Ab Pfingsten rollen die Züge

Von Pfingsten bis Oktober fahren die Schienenbusse der HWB Verkehrsgesellschaft wieder auf der Strecke zwischen Morbach und Büchen beu ren.

 Chef Bernd Heinrichsmeyer will alle Hebel in Bewegung setzen, damit die Hunsrückbahn wieder voll nutzbar wird. TV-Foto: Herbert Thormeyer

Chef Bernd Heinrichsmeyer will alle Hebel in Bewegung setzen, damit die Hunsrückbahn wieder voll nutzbar wird. TV-Foto: Herbert Thormeyer

Hermeskeil/Morbach. Die langjährigen Bemühungen zur Reaktivierung der Hunsrückquerbahn haben sich ausgezahlt: Das Teilstück Morbach- Büchenbeuren ist seit Anfang 2009 wieder befahrbar.

Ab Pfingstsonntag, 31. Mai, können sich Bürger bei einer Fahrt zwischen Morbach und Büchenbeuren überzeugen, was für ein Erlebnis es ist, mit einem Schienenbus über die Gleise zu rumpeln. Bei einem Fest am Morbacher Bahnhof an diesem Sonntag will Bernd Heinrichsmeyer, Geschäftsführer der Hochwaldbahn-Gruppe (HWG) die Bevölkerung über die Trasse informieren und historische Schienenbusse ausstellen. Eine Rückfahrkarte für die Strecke von Morbach nach Büchenbeu ren und zurück kostet für Erwachsene zehn Euro, Kinder zahlen fünf Euro.

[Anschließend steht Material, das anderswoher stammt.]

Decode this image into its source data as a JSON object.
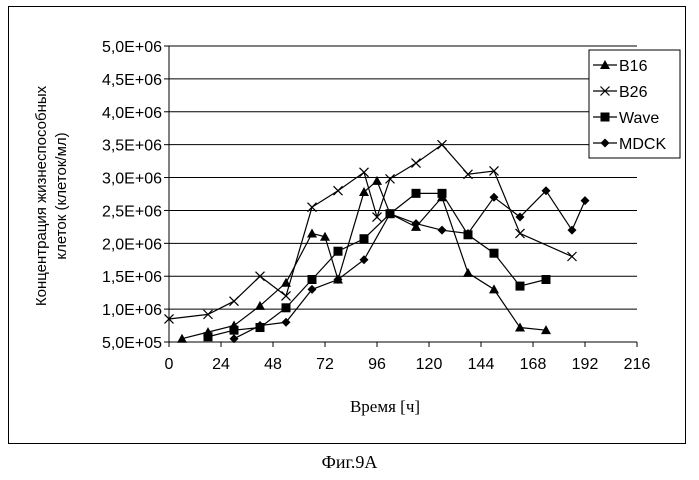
{
  "caption": "Фиг.9А",
  "chart_data": {
    "type": "line",
    "title": "",
    "xlabel": "Время [ч]",
    "ylabel": [
      "Концентрация жизнеспособных",
      "клеток (клеток/мл)"
    ],
    "xlim": [
      0,
      216
    ],
    "ylim": [
      500000,
      5000000
    ],
    "x_ticks": [
      "0",
      "24",
      "48",
      "72",
      "96",
      "120",
      "144",
      "168",
      "192",
      "216"
    ],
    "y_ticks": [
      "5,0E+05",
      "1,0E+06",
      "1,5E+06",
      "2,0E+06",
      "2,5E+06",
      "3,0E+06",
      "3,5E+06",
      "4,0E+06",
      "4,5E+06",
      "5,0E+06"
    ],
    "grid": "horizontal",
    "legend_position": "top-right",
    "series": [
      {
        "name": "B16",
        "marker": "triangle",
        "x": [
          6,
          18,
          30,
          42,
          54,
          66,
          72,
          78,
          90,
          96,
          102,
          114,
          126,
          138,
          150,
          162,
          174
        ],
        "y": [
          550000,
          650000,
          750000,
          1050000,
          1400000,
          2150000,
          2100000,
          1450000,
          2780000,
          2950000,
          2450000,
          2250000,
          2700000,
          1550000,
          1300000,
          720000,
          680000
        ]
      },
      {
        "name": "B26",
        "marker": "x",
        "x": [
          0,
          18,
          30,
          42,
          54,
          66,
          78,
          90,
          96,
          102,
          114,
          126,
          138,
          150,
          162,
          186
        ],
        "y": [
          850000,
          920000,
          1120000,
          1500000,
          1200000,
          2550000,
          2800000,
          3080000,
          2400000,
          2980000,
          3220000,
          3500000,
          3050000,
          3100000,
          2150000,
          1800000
        ]
      },
      {
        "name": "Wave",
        "marker": "square",
        "x": [
          18,
          30,
          42,
          54,
          66,
          78,
          90,
          102,
          114,
          126,
          138,
          150,
          162,
          174
        ],
        "y": [
          580000,
          680000,
          720000,
          1020000,
          1450000,
          1880000,
          2070000,
          2450000,
          2760000,
          2760000,
          2130000,
          1850000,
          1350000,
          1450000
        ]
      },
      {
        "name": "MDCK",
        "marker": "diamond",
        "x": [
          30,
          42,
          54,
          66,
          78,
          90,
          102,
          114,
          126,
          138,
          150,
          162,
          174,
          186,
          192
        ],
        "y": [
          550000,
          750000,
          800000,
          1300000,
          1450000,
          1750000,
          2450000,
          2300000,
          2200000,
          2150000,
          2700000,
          2400000,
          2800000,
          2200000,
          2650000
        ]
      }
    ]
  }
}
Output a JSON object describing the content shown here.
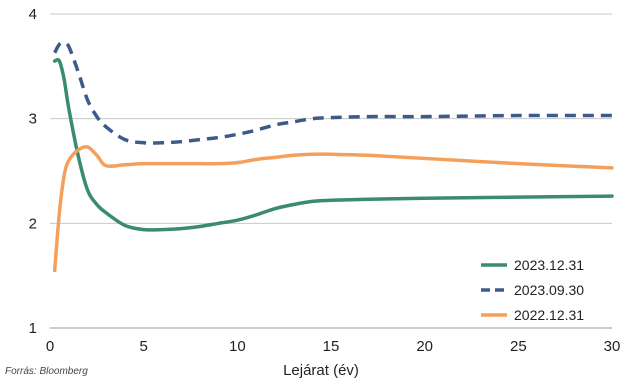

Noch immer gehören die 50 Kilometer Gleise der Deutschen Bahn AG, die den Anliegergemeinden die Trasse für 640 000 Euro verkaufen will.

Der HWB-Chef hofft nach wie vor auf einen baldigen Ankauf der Strecke durch die Anliegergemeinden. Den Kommunalpolitikern aus der Region will er den Erwerb bei einer Testfahrt im April schmackhaft machen. Ein Termin steht noch nicht fest. Eisenbahn-Freunde können sich einen weiteren Termin vormerken. Denn die Exkursion der Regionaltagung zur nachhaltigen Entwicklung im Hunsrückhaus am 25. April findet zum Teil auf der Schiene statt.

Ein Zweckverband der Gemeinden wäre nach dem Ankauf der neue Eigentümer, der die Strecke wiederum an die Hunsrückbahn GmbH, eine Tochtergesellschaft der HWB, verpachtet.

Morbach-Büchenbeuren ist bislang eine "Inselstrecke". Nur wenn auch zwischen Hermeskeil und Morbach gefahren werden darf, kann nach Auffassung von Heinrichsmeyer Güterverkehr in Betracht gezogen werden. Doch diese Strecke ist noch stillgelegt. Ein Gutachten aus dem vergangenen Jahr prognostiziert zusätzliche Kosten von bis zu drei Millionen Euro, um den Abschnitt fit zu bekommen.

Der Förderverein Hunsrückbahn zeigt nach Ansicht von Heinrichsmeyer gerade, dass es "billiger geht", argumentiert der HWB-Chef. Die Reaktivierungsarbeiten für die Teilstrecke Hermeskeil-Morbach sind in vollem Gange. 14 Ehrenamtliche legen sich in letzter Zeit mächtig ins Zeug, haben durchgehend 33 Kilometer Gleis freigeschnitten und sogar bei Hoxel einen Hangrutsch beseitigt, der im Gutachten mit einem Kostenaufwand von 300 000 Euro zu Buche steht.Hermeskeil:

Fahrplan für den Ankauf Morbach: Im Morbacher Rathaus wartet man auf die endgültigen Beschlüsse der zuständigen Gremien aller beteiligten Landkreise und Kommunen. "Wenn alle mitmachen, kann gekauft werden", sagt der Sprecher des Bürgermeisters, Theo Gätz. Der Gemeinderat gab jüngst grünes Licht für eine Morbacher Beteiligung an der Kaufsumme bis zu 210 000 Euro . Hermeskeil: "Im Laufe des Jahres werden die Kaufverhandlungen weitergehen", weiß Michael Hülpes, Bürgermeister der Verbandsgemeinde Hermeskeil. In drei Landkreisen müsse man sich über die Kostenverteilung einig werden. Thalfang: In Thalfang steht die Angelegenheit in der nächsten Sitzung des Haupt- und Finanzausschusses am 27. April und im VG-Rat am 5. Mai auf der Tagesordnung.